The result is “Food Patriots,” a 74-minute, often quite humorous film about a very serious subject: the safety of our food. I think those funny moments make the film so accessible to so many. For a little more than a year they have been showing it just about anywhere people want to gather and watch.

One message they hope people take away is the importance of improving our food choices. In the documentary, they introduce others who have taken small steps that eventually led to big changes in the food supply for not only their families, but their communities. It’s a really inspiring film.

Amdur Spitz started her family’s changes by making sure that 10 percent of their grocery purchases were fresh, organic and local. That’s doable, right?

In “Food Patriots,” Amdur Spitz and others go to their legislators with a signed petition that seeks to take the risk of antibiotic superbugs out of school lunches.

The lawmakers were, for the most part, unmoved, and they’re “still not interested,” Amdur Spitz says.

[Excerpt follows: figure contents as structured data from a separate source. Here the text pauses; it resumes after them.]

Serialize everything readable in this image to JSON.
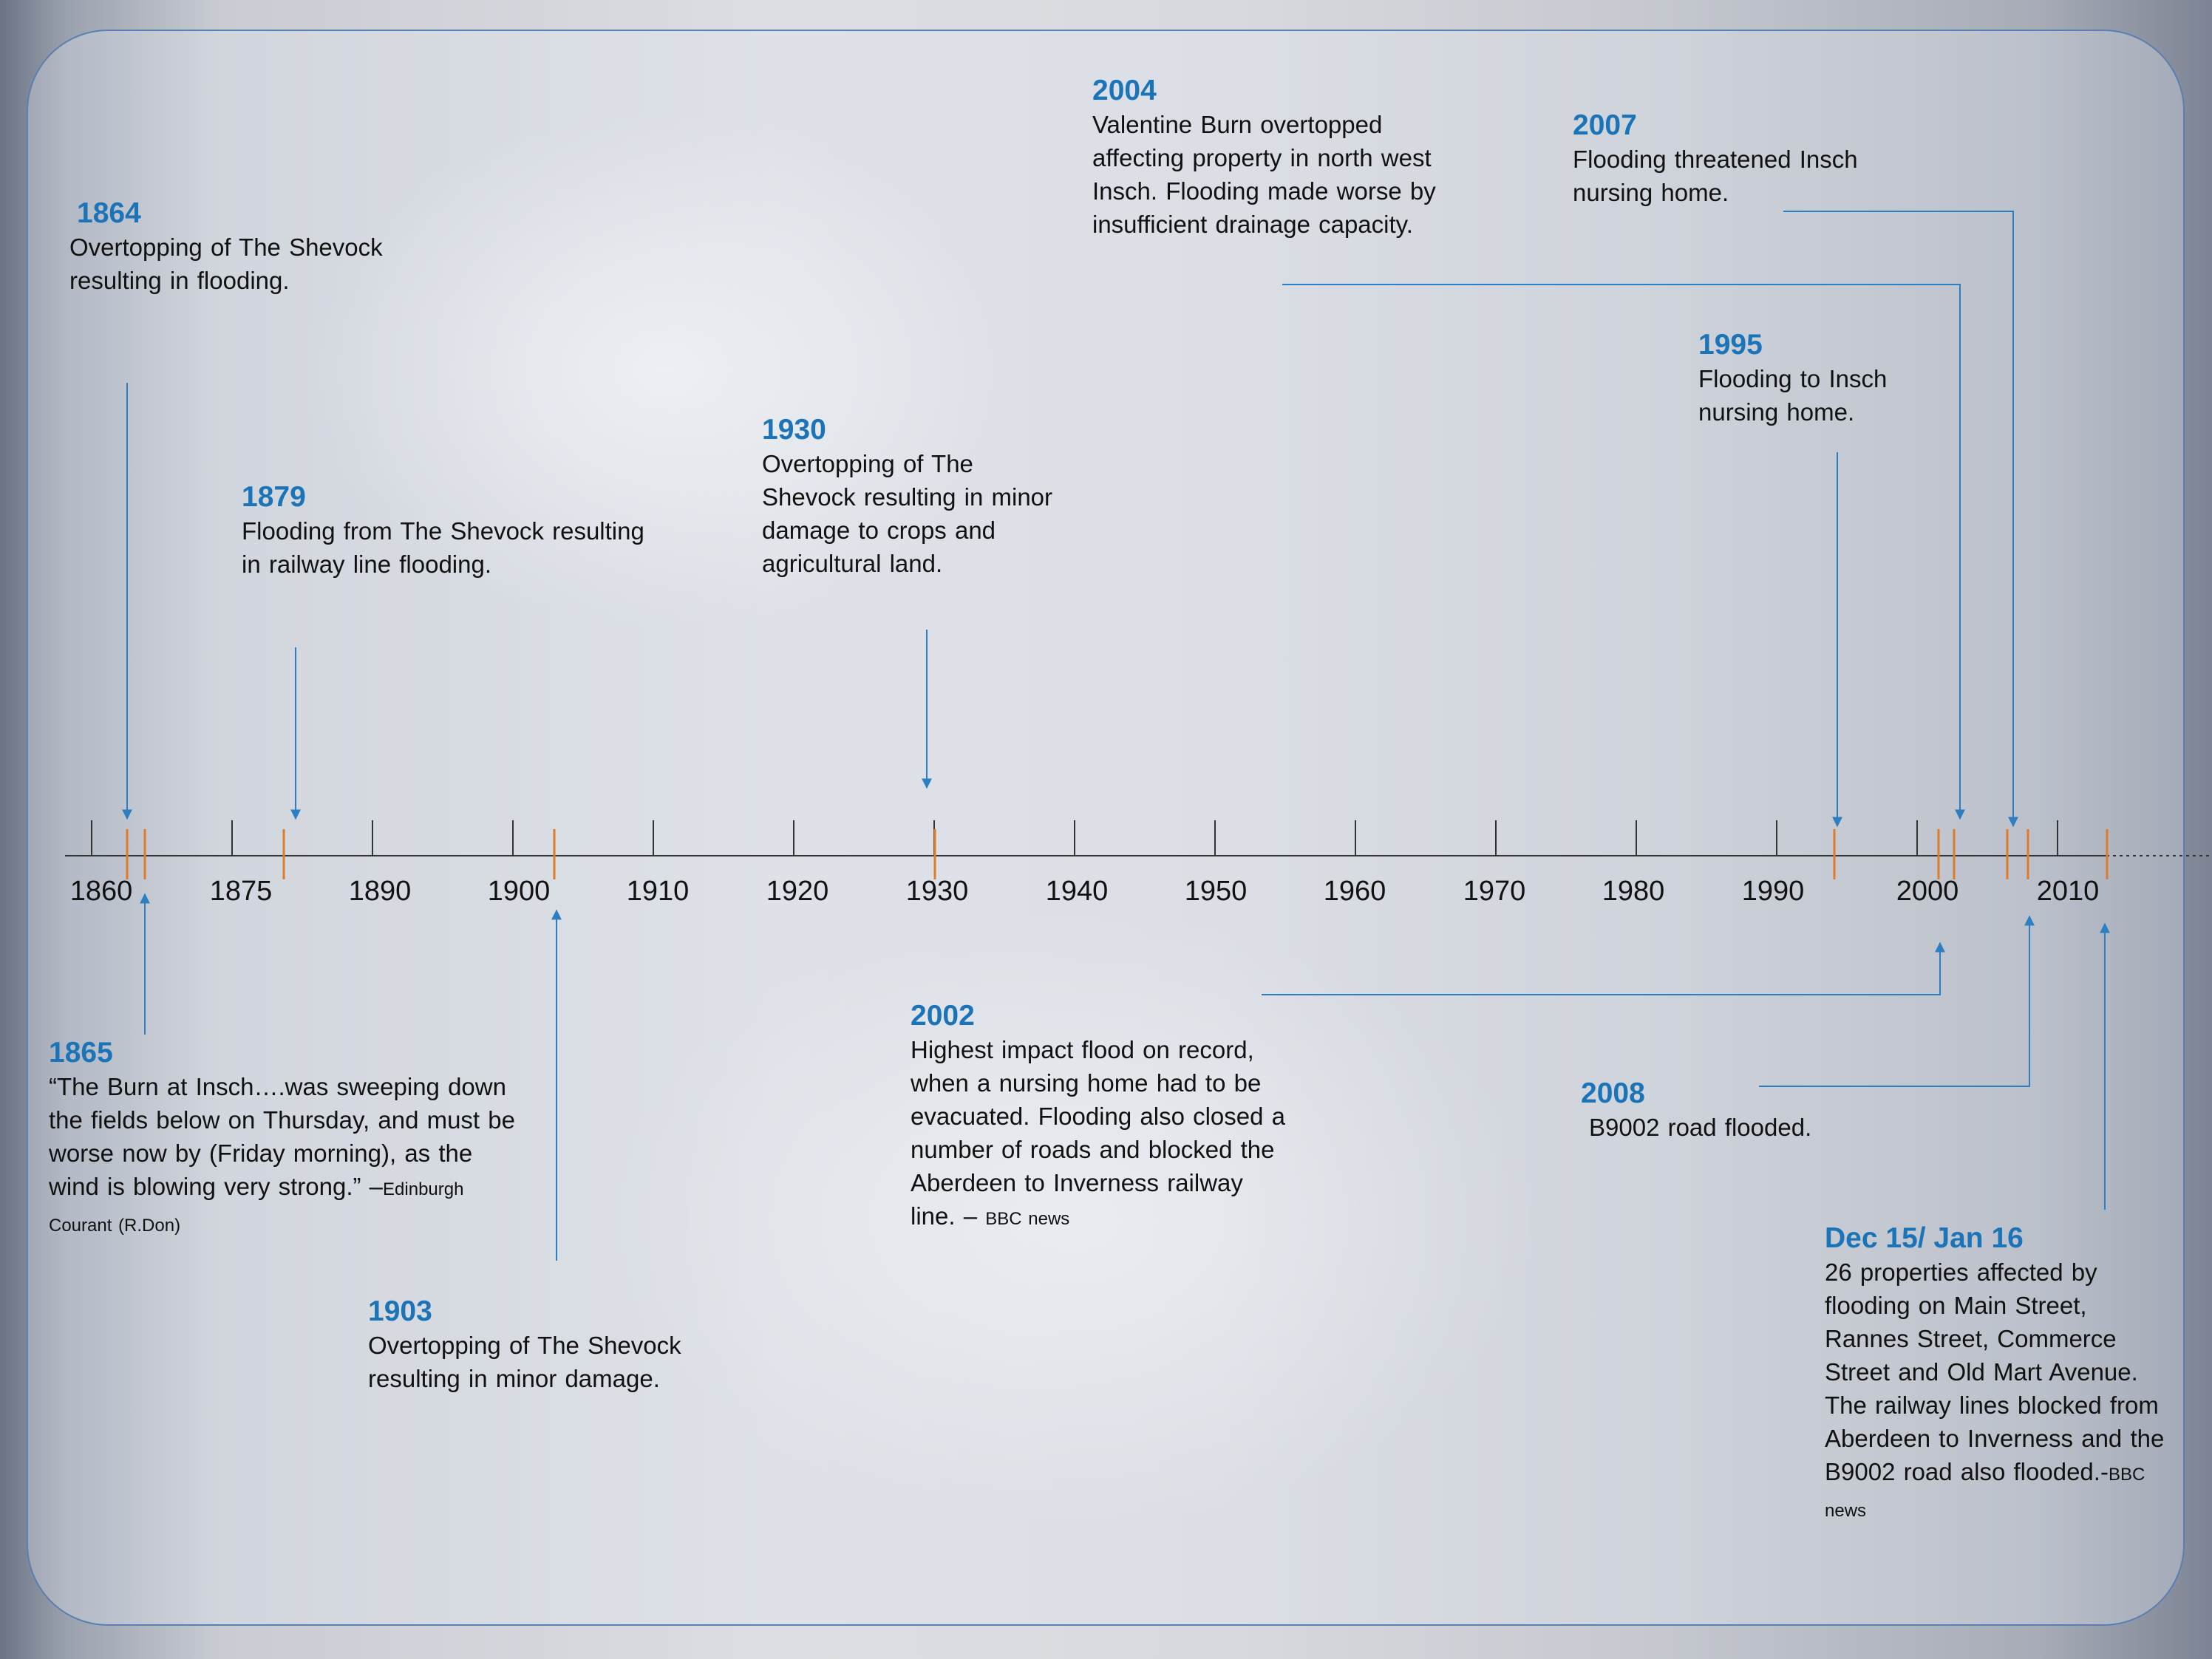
{
  "timeline": {
    "tick_labels": [
      "1860",
      "1875",
      "1890",
      "1900",
      "1910",
      "1920",
      "1930",
      "1940",
      "1950",
      "1960",
      "1970",
      "1980",
      "1990",
      "2000",
      "2010"
    ],
    "colors": {
      "axis": "#333333",
      "event_tick": "#e07b2a",
      "connector": "#2e7fc1",
      "year_text": "#1b73b8"
    }
  },
  "events": {
    "e1864": {
      "year": "1864",
      "text": "Overtopping of The Shevock resulting in flooding."
    },
    "e1879": {
      "year": "1879",
      "text": "Flooding from The Shevock resulting in railway line flooding."
    },
    "e1930": {
      "year": "1930",
      "text": "Overtopping of The Shevock resulting in minor damage to crops and agricultural land."
    },
    "e2004": {
      "year": "2004",
      "text": "Valentine Burn overtopped affecting property in north west Insch. Flooding made worse by insufficient drainage capacity."
    },
    "e2007": {
      "year": "2007",
      "text": "Flooding threatened Insch nursing home."
    },
    "e1995": {
      "year": "1995",
      "text": "Flooding to Insch nursing home."
    },
    "e1865": {
      "year": "1865",
      "text": "“The Burn at Insch….was sweeping down the fields below on Thursday, and must be worse now by (Friday morning), as the wind is blowing very strong.” –",
      "source": "Edinburgh Courant (R.Don)"
    },
    "e1903": {
      "year": "1903",
      "text": "Overtopping of The Shevock resulting in minor damage."
    },
    "e2002": {
      "year": "2002",
      "text": "Highest impact flood on record, when a nursing home had to be evacuated. Flooding also closed a number of roads and blocked the Aberdeen to Inverness railway line. –",
      "source": "BBC news"
    },
    "e2008": {
      "year": "2008",
      "text": "B9002 road flooded."
    },
    "e2015": {
      "year": "Dec 15/ Jan 16",
      "text": "26 properties affected by flooding on Main Street, Rannes Street, Commerce Street and Old Mart Avenue. The railway lines blocked from Aberdeen to Inverness and the B9002 road also flooded.-",
      "source": "BBC news"
    }
  }
}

But if we, the consumers, change, oh, those legislators are going to notice. More important, food companies will pay attention. We change up our eating habits and the impact of those purchases are noticed.

“We can drive that change by what we eat,” says Amdur Spitz.

Impossible dream? Look at Target, with almost 2,000 U.S. stores. The chain just announced it’s moving away from processed packaged fare and – because of consumer demand – will offer more organic selections. Everyday shoppers made their preferences known, impacted the company’s bottom line, and change is occurring.